I say the author might also have added that the state does not play a critical role in controlling the actions of some of the food companies. The government has a duty to protect the people against unscrupulous traders. It is instructive that the government grants licenses to some of the food companies, and so it has a responsibility to follow up and ensure the companies comply with the provisions of their licenses. The state should ensure that potentially harmful foods do not make it to the market because they may affect the people negatively. In addition, the author could have argued that the health care department has a duty to educate the public concerning the danger that fast foods. In essence, I say the rising cost of health care should be an indicator that the current policies are ineffective.
I say the story the author tells in paragraph 3 and 4 supports his story because it highlights the problems that children go through and which ultimately drives them towards fast foods.
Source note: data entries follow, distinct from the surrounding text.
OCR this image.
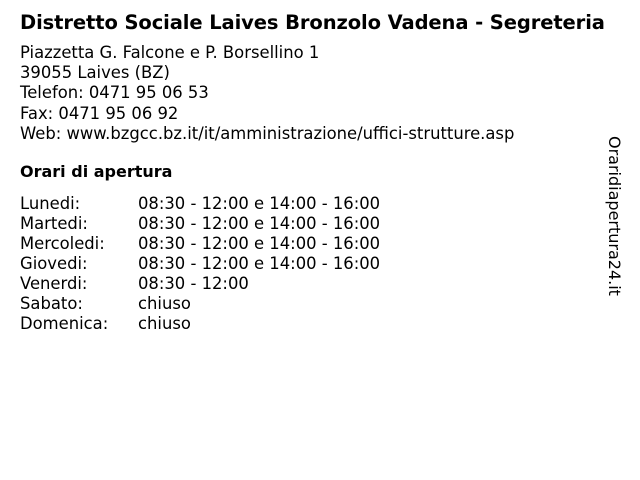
Distretto Sociale Laives Bronzolo Vadena - Segreteria
Piazzetta G. Falcone e P. Borsellino 1
39055 Laives (BZ)
Telefon: 0471 95 06 53
Fax: 0471 95 06 92
Web: www.bzgcc.bz.it/it/amministrazione/uffici-strutture.asp
Orari di apertura
Lunedi:	08:30 - 12:00 e 14:00 - 16:00
Martedi:	08:30 - 12:00 e 14:00 - 16:00
Mercoledi:	08:30 - 12:00 e 14:00 - 16:00
Giovedi:	08:30 - 12:00 e 14:00 - 16:00
Venerdi:	08:30 - 12:00
Sabato:	chiuso
Domenica:	chiuso
Oraridiapertura24.it
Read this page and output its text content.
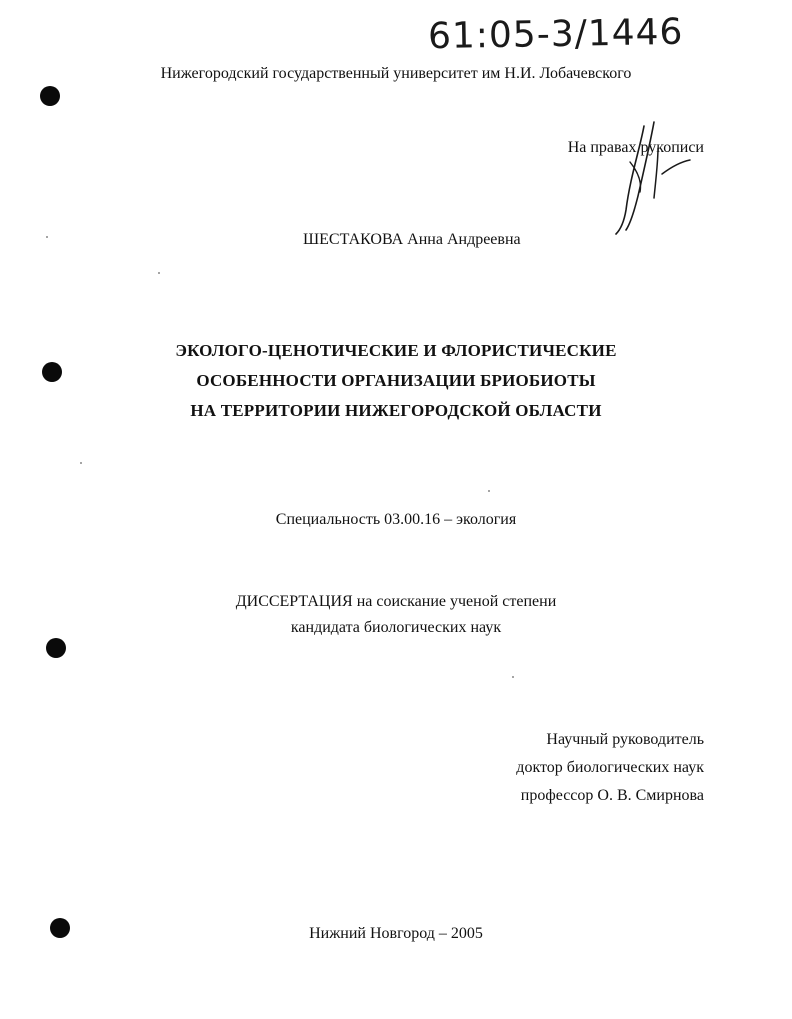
61:05-3/1446
Нижегородский государственный университет им Н.И. Лобачевского
На правах рукописи
ШЕСТАКОВА Анна Андреевна
ЭКОЛОГО-ЦЕНОТИЧЕСКИЕ И ФЛОРИСТИЧЕСКИЕ
ОСОБЕННОСТИ ОРГАНИЗАЦИИ БРИОБИОТЫ
НА ТЕРРИТОРИИ НИЖЕГОРОДСКОЙ ОБЛАСТИ
Специальность 03.00.16 – экология
ДИССЕРТАЦИЯ на соискание ученой степени
кандидата биологических наук
Научный руководитель
доктор биологических наук
профессор О. В. Смирнова
Нижний Новгород – 2005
He is lucky because he got the opportunity to access literature that taught him the value of eating healthy foods. However, the same issue could be used to argue against his stance, which says that fast food restaurants are squarely to blame for obesity and the resultant diabetes. For instance, his story does not state what role fast food restaurants played in leading him towards junk food. It is only evident that he blames the breakup of his family and his mother’s busy work schedule for the choices he made. In addition, he says he got lucky when he joined the Navy Reserves and got the opportunity to access health magazines that taught him the importance of eating healthy foods. For the above reasons, I say that Americans have a responsibility to seek relevant information about healthy lifestyles. I say one cannot feed on junk food alone and then blame the fast food companies for his obesity or diabetes.
In conclusion, I say the author succeeds in making it clear to readers that the topic is significant. He uses real life experiences, quotes statistics, and elaborates the main points. However, what is important is for all Americans is to agree that a crisis exists, and then to work out solutions that would help forestall a catastrophe. I say the rising cost of health care should inform policy makers that Americans are living unhealthy lifestyles. Subsequently, the government should initiate education programs that teach people about healthy eating habits. Evidently, casting aspersions cannot lead to a workable solution. However, I say the best approach to a sober debate should be to blame neither the eater nor the manufacturer of the fast foods. On the contrary, it should address the core issues at hand and then make recommendations for healthy living.